Ditto for TB, mumps and a host of other communicable diseases made into major outbreaks thanks to the flower people of the 80’s and 90’s who figured vaccinations would prevent them from being as weird as they wanted to be. Non-immunized kids meet illegal kids = tragedy, totally preventable by adults.
“Back in the 50s and 60s, I didnt know anyone who didnt get measles. I vaguely remember Mom putting me in bed in a dark room for a few days when I had it.”
Same experience here.
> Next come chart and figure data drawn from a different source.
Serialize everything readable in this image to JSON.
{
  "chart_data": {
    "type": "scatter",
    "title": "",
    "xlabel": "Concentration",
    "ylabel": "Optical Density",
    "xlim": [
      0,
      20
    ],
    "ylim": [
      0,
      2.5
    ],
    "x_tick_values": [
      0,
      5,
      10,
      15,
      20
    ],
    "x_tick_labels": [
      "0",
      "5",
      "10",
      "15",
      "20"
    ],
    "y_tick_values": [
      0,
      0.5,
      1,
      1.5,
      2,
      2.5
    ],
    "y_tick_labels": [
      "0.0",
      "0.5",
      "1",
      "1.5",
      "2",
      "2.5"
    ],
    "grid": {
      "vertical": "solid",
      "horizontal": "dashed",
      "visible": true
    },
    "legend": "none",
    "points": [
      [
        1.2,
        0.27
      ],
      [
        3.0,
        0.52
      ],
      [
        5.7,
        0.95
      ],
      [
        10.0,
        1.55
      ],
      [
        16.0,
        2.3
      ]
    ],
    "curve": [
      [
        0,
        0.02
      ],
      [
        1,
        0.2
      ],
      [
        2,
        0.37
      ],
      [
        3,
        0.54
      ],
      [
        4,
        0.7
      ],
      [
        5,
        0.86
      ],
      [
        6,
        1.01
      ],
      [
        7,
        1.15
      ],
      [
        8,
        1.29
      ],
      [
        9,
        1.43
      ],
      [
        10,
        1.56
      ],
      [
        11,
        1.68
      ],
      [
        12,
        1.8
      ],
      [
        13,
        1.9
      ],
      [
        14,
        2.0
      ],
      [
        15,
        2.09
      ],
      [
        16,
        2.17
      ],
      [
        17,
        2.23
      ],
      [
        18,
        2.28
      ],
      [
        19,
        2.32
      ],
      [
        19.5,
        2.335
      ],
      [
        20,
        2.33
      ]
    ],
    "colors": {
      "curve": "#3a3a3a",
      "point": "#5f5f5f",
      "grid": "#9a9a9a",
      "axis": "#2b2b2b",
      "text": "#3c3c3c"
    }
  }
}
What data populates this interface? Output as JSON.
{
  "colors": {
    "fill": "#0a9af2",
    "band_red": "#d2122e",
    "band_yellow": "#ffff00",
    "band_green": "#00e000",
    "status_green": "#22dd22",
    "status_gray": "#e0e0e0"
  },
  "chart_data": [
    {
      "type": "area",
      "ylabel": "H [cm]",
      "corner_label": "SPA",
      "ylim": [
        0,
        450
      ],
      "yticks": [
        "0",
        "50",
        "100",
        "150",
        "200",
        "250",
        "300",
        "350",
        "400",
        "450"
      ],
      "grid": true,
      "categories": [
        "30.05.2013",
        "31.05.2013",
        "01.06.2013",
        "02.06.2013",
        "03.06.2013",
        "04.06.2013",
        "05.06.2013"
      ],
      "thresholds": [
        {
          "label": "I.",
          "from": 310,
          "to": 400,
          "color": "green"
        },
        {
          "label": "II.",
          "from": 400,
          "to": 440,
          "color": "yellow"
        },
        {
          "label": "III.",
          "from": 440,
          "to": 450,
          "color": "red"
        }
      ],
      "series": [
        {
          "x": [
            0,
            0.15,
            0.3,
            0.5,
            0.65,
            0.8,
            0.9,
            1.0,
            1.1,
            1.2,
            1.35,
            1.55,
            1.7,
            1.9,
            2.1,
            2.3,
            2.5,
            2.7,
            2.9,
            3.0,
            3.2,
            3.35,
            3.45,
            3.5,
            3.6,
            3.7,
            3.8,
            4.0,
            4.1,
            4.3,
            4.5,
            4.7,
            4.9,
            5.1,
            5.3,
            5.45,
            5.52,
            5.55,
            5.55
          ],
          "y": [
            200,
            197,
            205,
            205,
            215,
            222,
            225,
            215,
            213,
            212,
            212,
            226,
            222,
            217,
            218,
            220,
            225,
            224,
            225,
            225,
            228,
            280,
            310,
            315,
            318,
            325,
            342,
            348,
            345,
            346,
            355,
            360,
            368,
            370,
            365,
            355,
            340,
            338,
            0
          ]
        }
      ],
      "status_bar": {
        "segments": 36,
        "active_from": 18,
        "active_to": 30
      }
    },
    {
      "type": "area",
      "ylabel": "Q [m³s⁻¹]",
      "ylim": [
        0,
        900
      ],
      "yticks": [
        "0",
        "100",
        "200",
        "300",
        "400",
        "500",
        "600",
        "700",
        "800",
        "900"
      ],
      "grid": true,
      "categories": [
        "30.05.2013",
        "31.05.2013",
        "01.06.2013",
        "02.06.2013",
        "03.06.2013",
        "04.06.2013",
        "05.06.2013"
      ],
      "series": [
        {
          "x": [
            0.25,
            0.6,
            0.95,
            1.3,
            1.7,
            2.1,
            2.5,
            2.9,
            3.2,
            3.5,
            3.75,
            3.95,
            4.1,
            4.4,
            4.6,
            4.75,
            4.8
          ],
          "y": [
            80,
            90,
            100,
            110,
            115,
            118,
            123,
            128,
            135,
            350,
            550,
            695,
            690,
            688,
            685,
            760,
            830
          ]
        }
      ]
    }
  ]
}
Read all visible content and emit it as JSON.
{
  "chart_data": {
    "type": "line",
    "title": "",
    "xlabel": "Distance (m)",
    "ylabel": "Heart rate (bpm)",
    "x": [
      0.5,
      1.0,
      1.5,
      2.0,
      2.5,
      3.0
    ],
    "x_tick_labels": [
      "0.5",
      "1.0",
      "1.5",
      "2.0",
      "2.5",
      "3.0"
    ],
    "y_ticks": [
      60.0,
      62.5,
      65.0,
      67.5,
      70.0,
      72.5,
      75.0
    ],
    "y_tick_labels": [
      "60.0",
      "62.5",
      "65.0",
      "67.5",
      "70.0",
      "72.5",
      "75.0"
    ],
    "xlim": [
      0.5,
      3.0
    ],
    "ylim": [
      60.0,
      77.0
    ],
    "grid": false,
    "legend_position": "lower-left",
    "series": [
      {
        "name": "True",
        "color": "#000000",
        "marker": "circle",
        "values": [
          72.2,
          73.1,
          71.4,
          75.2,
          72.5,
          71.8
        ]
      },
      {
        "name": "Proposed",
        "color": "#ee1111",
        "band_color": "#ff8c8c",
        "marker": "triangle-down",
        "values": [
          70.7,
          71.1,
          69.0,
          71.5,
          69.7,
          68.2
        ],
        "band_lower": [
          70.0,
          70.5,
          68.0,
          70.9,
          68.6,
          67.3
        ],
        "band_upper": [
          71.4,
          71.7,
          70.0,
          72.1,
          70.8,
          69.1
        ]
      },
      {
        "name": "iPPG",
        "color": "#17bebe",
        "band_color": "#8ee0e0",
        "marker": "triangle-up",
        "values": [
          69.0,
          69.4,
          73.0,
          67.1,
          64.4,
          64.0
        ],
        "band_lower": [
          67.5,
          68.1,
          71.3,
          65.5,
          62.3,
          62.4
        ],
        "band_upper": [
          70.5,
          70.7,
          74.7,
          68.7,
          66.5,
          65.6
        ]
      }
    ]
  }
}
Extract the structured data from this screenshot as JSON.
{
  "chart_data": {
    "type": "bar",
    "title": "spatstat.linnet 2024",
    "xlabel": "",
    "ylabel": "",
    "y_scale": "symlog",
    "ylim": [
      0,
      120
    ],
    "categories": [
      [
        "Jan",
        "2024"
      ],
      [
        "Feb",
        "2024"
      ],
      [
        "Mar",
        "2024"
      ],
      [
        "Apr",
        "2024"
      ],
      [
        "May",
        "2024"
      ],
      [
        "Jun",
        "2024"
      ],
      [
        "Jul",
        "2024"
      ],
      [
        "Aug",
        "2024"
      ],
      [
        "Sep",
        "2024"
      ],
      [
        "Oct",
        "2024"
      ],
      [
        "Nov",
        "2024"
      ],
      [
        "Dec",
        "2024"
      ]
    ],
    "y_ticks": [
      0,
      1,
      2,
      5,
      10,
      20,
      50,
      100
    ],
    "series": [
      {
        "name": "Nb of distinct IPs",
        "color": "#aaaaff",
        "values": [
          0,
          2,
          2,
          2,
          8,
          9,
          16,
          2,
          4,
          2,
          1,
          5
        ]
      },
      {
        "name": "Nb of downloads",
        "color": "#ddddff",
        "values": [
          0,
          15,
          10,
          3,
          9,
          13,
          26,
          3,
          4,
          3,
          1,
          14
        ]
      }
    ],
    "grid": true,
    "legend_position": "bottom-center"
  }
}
Remember also that our folks kept brothers and sisters home to catch the disease also so that it didn’t get passed amongst all and prolong the problem.
Got that right!
If you’re going to espouse the Kool-aid you’re drinking, elaborate upon your biased conflict of interest to all concerned.
To be clear - before some here throw knives in my back and label me an anti-vaxxer like rabid libs - I’m not anti-vaccine: I’m anti-stupid.
The schedule is dangerous, manufacturing is unable to ensure a reliable & safe product, the industry has used toxic substances as a preservative and denied its toxicity while quietly-removing it from most vaccines and, most-importantly, cannot be sued for liability.
The blind support that some people have for vaccines - including medical professionals - is rather appalling.
Stupid is contagious, too. I wonder why there’s no “vaccine” for that...
Before the vaccine is my point.
I had German measles, chicken pox and measles in that order. No mumps.
I remember walking into the school gym with my parents and getting some vaccine on a sugar cube in the 1960s. Anyone remember what that was?
That was most likely a polio vaccine. In the 50s there was a shot-that’s what I got.
Excellent Summary-100% opposed to forced vaccinations. Many are not ok. The more they pile into one, the more likely of a bad reaction too. The younger the child, the more likely there is a problem.
Thanks greeneyes. Thats what I vaguely remembered.
So if everyone is vaccinated and the disease is eradicated in America. Then how does it come back? That is my point.
You are welcome.
I passed measles and chicken pox to my sibling. But didn’t pass on the German measles to him. He was a month old. I often wondered why not. Then read that babies have immunity to ruebella from their mom’s for about 6 months.